Notes

Short notes, mostly for myself.

On pipes as a type system

A Unix pipe is a type constraint with one type: the byte stream. This is often derided as primitive; it is in fact the reason that tools composed over four decades still interoperate. The lesson I keep relearning is that any richer interface between two programs will rot faster than the programs themselves. jq is a pragmatic concession, not a counterexample.

On writing C in 2025

I still write new C when the problem is small, the interface is narrow, and I expect the program to outlive three generations of package manager. The cost is eternal vigilance about memory; the benefit is a binary that will compile on a machine pulled out of a closet in ten years. For anything with a surface area larger than a few thousand lines, I reach for Rust. For anything smaller than a few hundred lines that will only ever run once, I reach for awk.

On histograms

Almost every metric you care about is better as a histogram than a mean.
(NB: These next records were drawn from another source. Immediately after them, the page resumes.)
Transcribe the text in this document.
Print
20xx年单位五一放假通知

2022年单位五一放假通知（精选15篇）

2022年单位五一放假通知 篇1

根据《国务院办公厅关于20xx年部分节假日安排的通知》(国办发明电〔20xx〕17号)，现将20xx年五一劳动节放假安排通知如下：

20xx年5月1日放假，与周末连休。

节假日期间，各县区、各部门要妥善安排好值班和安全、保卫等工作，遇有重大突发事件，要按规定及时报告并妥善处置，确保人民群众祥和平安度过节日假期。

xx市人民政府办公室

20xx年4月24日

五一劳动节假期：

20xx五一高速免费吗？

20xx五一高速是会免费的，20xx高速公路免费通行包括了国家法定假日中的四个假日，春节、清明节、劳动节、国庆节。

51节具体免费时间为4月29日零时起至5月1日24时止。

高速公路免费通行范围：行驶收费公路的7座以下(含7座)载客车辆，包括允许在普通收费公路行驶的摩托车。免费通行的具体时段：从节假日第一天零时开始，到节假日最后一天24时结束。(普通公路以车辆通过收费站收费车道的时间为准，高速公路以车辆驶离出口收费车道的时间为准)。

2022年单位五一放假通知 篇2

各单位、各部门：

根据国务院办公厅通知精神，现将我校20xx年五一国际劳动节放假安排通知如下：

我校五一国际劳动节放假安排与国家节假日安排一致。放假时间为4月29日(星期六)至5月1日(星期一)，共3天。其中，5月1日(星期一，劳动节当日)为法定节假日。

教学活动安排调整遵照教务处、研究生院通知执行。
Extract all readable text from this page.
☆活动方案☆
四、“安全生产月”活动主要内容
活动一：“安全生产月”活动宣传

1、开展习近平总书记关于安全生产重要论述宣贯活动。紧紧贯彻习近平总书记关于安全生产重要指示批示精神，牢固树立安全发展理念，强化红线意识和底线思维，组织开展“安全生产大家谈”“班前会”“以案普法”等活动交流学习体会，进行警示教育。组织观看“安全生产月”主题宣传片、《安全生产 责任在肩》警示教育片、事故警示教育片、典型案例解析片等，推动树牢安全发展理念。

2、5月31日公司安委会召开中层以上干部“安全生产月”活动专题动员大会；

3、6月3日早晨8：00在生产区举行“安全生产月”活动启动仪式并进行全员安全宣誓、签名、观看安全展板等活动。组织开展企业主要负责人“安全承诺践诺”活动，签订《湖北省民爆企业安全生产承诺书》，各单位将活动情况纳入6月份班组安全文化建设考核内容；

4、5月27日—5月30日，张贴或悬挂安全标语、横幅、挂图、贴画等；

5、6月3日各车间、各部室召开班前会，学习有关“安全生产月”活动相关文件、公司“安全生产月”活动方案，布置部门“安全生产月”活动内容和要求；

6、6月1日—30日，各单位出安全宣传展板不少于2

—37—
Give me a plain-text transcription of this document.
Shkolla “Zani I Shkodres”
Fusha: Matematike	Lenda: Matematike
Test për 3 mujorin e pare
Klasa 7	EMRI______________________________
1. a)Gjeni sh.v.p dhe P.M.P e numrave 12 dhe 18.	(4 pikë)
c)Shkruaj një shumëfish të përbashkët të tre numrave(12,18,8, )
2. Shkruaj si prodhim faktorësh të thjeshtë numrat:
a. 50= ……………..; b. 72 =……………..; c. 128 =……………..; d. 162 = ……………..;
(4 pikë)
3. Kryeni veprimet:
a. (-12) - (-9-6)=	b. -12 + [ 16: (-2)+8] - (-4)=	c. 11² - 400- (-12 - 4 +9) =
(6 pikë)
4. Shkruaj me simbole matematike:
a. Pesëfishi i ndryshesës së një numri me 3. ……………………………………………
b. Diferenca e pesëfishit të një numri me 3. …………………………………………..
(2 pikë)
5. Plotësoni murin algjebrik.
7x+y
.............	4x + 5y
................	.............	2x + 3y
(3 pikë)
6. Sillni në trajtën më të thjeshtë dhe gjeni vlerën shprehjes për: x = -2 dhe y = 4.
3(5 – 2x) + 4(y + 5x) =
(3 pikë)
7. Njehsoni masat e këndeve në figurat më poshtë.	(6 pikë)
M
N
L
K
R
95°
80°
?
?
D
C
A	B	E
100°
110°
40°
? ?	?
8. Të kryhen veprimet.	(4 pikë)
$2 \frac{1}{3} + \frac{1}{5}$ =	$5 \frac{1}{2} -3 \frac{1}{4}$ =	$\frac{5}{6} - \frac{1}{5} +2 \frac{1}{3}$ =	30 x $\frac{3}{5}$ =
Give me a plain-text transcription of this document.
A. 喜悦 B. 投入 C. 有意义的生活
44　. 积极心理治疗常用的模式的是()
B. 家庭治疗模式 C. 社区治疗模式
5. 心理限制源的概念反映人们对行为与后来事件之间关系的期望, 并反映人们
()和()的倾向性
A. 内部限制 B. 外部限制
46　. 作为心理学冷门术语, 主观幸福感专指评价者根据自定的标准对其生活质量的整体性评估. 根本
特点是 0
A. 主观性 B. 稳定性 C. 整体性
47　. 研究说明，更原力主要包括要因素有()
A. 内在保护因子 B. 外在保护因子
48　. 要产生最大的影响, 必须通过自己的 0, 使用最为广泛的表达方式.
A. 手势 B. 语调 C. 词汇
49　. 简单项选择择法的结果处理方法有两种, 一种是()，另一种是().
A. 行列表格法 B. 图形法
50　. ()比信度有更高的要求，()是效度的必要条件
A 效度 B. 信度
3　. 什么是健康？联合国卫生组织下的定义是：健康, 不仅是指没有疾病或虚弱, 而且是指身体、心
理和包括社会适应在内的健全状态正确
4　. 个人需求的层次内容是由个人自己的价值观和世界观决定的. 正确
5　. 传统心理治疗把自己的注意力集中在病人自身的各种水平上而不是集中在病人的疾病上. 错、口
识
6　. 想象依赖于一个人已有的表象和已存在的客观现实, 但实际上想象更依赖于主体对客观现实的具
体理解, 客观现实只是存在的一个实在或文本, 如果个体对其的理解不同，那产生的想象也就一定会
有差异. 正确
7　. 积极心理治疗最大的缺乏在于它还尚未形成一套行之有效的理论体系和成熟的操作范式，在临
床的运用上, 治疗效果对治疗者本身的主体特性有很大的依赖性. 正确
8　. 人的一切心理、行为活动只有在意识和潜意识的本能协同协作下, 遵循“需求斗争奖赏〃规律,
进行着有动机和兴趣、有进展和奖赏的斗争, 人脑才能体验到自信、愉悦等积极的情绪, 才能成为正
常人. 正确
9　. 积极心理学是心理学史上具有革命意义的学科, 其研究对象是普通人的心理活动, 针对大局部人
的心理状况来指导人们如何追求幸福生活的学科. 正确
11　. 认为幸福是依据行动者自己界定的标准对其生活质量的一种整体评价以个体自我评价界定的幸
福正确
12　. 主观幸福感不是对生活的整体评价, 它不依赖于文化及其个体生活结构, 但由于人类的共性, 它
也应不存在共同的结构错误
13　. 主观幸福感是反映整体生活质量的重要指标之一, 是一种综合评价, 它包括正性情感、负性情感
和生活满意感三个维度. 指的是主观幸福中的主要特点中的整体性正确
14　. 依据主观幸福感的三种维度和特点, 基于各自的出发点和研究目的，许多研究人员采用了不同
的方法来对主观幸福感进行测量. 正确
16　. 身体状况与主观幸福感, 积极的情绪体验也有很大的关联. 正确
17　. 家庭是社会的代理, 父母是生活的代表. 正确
The mean tells you about an average user who does not exist; the histogram tells you about the actual users, including the 1% for whom everything is on fire. If you take one thing from this site, take that. (This is also the excuse for four separate tools in the gallery that are, functionally, histograms wearing different costumes.)

On being wrong in public

Several of the tools in the gallery are wrong in ways I know about, and presumably several more in ways I do not. I leave them up because the goal of this archive is not to present a polished surface; it is to preserve the record of what I actually built and what I actually thought at the time. If you find a bug, good. That is how the catalog gets better. The Broken by design page is an honest ledger of the ones I have not yet chosen to fix.

On dependencies

Every dependency is a bet that someone else's project will remain healthy for at least as long as yours does. Most such bets are losing bets. The correct number of dependencies for a small tool is in the low single digits; the correct number for a tool you would like to still run in ten years is often zero. libpcre2, capstone, and libbpf are the three I have made peace with. Everything else I would rather vendor.

On signals

Every command-line program should handle three signals correctly: SIGINT (user wants out now), SIGPIPE (reader went away, please stop), and SIGTERM (shut down cleanly, please). Everything else is optional. The single most common bug I find in small tools is a SIGPIPE handler that turns a | head into a backtrace.

On flags

If your tool has more than about nine flags, you have written two tools. If it has more than about twenty, you have written a subsystem and should confess to having done so. The gallery has exactly one offender and I am not going to say which.

On manual pages

A man page is a contract. It is the smallest viable artifact that says this program behaves this way, on purpose. The act of writing one tends to surface, in the first paragraph, the reason the program should not exist in its current form. I consider this a feature.

Notes are added when a program stops teaching me something I already knew. No schedule. No RSS.